Adding to this, I’m also making a conscious effort to not engage any information that isn’t local. I’ve been pretty successful at turning off the myriad of ways in which world events can get to my brain. It’s liberating. Somehow today we are expected to worry and have opinions about everything happening around world. It’s unsustainable for my sanity to do this. This ties into many other discussions about globalization, the local movement and competition for attention in the information age. But for me right now, I call it quits. The same way we are successfully refocusing the cycles that sustain us to be more local, I am doing so with information. My new rules for news are: Can I verify the information? Could I do something about it? Letting myself be convinced that we need to bomb some new place certainly does not qualify as “doing something about it”. The same way I’m closing the door on the global world and all its global issues, I’m also making a conscious effort to open up to my community. Talking to people, helping, participating in community events, definitely having opinions on issues, et cetera. It’s not always easy because my week ends are precious time for projects but I try.
Another effect this lifestyle has on us is how much more rewarding we think everything is.
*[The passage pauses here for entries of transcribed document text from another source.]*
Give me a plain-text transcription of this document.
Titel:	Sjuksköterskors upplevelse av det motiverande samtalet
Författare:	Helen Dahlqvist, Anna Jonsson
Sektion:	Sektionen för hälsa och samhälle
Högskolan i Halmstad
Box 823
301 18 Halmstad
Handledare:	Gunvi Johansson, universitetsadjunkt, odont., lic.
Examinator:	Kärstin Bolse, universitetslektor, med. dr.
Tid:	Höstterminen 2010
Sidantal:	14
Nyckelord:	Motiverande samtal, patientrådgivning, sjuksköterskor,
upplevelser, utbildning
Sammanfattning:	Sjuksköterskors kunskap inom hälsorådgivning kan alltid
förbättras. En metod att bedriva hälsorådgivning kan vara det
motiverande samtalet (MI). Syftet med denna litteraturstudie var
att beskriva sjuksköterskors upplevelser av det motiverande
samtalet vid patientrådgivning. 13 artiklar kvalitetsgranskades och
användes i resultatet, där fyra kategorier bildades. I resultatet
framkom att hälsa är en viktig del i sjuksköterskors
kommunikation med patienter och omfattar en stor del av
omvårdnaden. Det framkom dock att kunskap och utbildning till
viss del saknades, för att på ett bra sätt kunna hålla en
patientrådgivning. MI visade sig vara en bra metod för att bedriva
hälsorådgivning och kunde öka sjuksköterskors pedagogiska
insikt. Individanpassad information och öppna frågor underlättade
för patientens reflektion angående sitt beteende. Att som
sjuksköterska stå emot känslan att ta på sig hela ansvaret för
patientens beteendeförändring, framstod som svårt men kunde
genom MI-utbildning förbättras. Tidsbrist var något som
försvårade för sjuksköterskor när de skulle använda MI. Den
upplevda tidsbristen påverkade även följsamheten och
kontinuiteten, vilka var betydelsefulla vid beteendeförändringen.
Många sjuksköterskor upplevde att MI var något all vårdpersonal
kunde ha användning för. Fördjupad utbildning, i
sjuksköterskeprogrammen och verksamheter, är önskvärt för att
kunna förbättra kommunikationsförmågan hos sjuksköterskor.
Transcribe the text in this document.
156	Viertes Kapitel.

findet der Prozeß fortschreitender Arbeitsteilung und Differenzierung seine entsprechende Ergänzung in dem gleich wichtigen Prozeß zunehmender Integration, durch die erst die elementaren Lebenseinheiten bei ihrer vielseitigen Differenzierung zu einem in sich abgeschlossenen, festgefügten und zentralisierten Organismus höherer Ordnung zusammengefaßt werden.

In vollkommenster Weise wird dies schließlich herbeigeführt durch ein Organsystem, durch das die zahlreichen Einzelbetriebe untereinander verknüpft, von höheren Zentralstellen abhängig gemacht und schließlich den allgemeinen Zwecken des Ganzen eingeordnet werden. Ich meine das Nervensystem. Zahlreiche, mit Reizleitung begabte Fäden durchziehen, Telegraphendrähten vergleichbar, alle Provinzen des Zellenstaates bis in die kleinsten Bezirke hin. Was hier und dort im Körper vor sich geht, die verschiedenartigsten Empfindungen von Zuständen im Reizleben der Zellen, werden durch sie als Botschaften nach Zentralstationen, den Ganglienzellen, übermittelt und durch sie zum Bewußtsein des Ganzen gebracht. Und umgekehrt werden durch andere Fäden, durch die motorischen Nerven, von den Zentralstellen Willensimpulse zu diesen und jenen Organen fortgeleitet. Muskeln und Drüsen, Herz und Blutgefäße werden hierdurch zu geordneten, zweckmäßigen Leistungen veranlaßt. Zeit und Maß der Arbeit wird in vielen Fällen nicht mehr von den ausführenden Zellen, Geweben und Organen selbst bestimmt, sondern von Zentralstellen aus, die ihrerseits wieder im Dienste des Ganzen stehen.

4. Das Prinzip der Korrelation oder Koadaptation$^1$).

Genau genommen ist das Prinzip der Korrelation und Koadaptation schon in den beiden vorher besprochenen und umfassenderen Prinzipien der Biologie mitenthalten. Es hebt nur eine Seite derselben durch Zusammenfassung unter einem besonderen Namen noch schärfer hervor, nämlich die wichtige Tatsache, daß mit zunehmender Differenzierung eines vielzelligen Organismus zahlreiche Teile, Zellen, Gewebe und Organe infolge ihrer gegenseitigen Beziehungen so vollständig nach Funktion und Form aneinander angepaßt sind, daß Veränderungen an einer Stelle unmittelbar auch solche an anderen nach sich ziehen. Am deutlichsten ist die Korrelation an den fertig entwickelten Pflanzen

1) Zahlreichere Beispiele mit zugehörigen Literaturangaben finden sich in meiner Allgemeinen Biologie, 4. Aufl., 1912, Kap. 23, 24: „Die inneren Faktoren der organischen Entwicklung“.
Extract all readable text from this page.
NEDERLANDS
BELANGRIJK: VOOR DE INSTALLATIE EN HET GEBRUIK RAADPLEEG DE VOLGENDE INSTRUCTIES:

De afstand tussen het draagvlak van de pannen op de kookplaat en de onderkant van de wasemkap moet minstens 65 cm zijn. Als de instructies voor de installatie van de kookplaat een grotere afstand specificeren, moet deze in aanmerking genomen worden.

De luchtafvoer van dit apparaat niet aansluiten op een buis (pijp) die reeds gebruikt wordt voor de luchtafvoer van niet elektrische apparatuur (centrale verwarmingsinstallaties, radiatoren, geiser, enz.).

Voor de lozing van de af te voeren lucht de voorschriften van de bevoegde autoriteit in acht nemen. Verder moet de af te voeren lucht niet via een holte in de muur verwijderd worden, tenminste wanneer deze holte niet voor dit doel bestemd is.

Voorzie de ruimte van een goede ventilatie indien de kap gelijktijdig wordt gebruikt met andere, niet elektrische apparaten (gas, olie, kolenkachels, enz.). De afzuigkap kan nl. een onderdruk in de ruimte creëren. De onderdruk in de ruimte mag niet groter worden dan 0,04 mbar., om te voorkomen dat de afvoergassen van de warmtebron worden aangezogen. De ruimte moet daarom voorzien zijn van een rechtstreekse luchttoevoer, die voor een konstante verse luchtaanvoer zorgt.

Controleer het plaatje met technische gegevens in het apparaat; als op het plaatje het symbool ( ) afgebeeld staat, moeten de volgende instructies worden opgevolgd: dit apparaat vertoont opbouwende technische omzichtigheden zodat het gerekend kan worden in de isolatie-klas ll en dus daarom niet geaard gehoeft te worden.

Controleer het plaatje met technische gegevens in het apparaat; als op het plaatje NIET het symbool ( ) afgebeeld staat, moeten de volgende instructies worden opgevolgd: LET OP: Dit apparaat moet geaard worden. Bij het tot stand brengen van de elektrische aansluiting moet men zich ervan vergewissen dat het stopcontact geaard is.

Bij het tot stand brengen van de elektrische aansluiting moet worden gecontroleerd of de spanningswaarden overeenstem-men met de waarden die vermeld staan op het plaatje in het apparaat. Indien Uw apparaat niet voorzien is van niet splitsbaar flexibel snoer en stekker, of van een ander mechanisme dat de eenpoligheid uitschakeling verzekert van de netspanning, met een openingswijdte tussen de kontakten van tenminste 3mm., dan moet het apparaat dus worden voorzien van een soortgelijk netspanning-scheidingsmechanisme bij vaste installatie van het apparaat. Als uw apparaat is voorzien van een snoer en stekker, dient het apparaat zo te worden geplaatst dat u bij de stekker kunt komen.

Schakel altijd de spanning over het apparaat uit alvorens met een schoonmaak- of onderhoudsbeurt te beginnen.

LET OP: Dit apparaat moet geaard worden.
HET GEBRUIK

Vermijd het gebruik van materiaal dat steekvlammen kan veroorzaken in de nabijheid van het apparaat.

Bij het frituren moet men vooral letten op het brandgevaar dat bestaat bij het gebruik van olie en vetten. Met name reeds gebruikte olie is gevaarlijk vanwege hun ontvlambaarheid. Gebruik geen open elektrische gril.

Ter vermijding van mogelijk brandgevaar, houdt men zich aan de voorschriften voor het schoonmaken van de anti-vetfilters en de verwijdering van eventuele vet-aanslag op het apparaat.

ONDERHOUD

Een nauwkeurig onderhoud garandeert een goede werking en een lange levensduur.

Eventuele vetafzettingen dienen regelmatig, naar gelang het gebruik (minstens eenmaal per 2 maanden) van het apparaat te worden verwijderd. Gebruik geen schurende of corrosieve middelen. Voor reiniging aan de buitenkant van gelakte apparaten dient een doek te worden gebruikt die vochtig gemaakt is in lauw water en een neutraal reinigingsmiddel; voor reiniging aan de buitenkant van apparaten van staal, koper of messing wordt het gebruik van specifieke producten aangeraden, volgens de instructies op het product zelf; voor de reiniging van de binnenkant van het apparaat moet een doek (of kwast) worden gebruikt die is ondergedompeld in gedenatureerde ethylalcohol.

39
We work a lot harder to get anything and it’s often in the context of lifetime accomplishments. For example, a warm house is the reward not only of wood that was cut, split & moved; it also means developing the ability, tools and strength to do it.
This is a still work in progress, we took a giant step last year but we still need to bring home more than a few cycles. We need to use the hay in the fields for the chickens, dig a root cellar, start seed saving. We need to plant more low maintenance edibles which could potentially bring in money down the road. Our vision is that in 3 years, the land is payed off. In 5 years, the house is finished. In 10 years we have all the edibles in the ground, and finally in 20 years we can cruise and consolidate everything into the least amount of work it would take to keep things going the way they are. At this point the land taxes are payed by projects on the land (selling blueberries? AirBNB cabin?), which also supplement our income. All our basic needs are covered by ourselves or trading locally and we don’t need much else. If we don’t have bills and don’t need to come up with money for taxes or basic needs, we’ll get to consider how much of an income we really need. I’ll be in my mid-50s, Nicole in her late 40s. But who knows, a lot can happen in 20 years.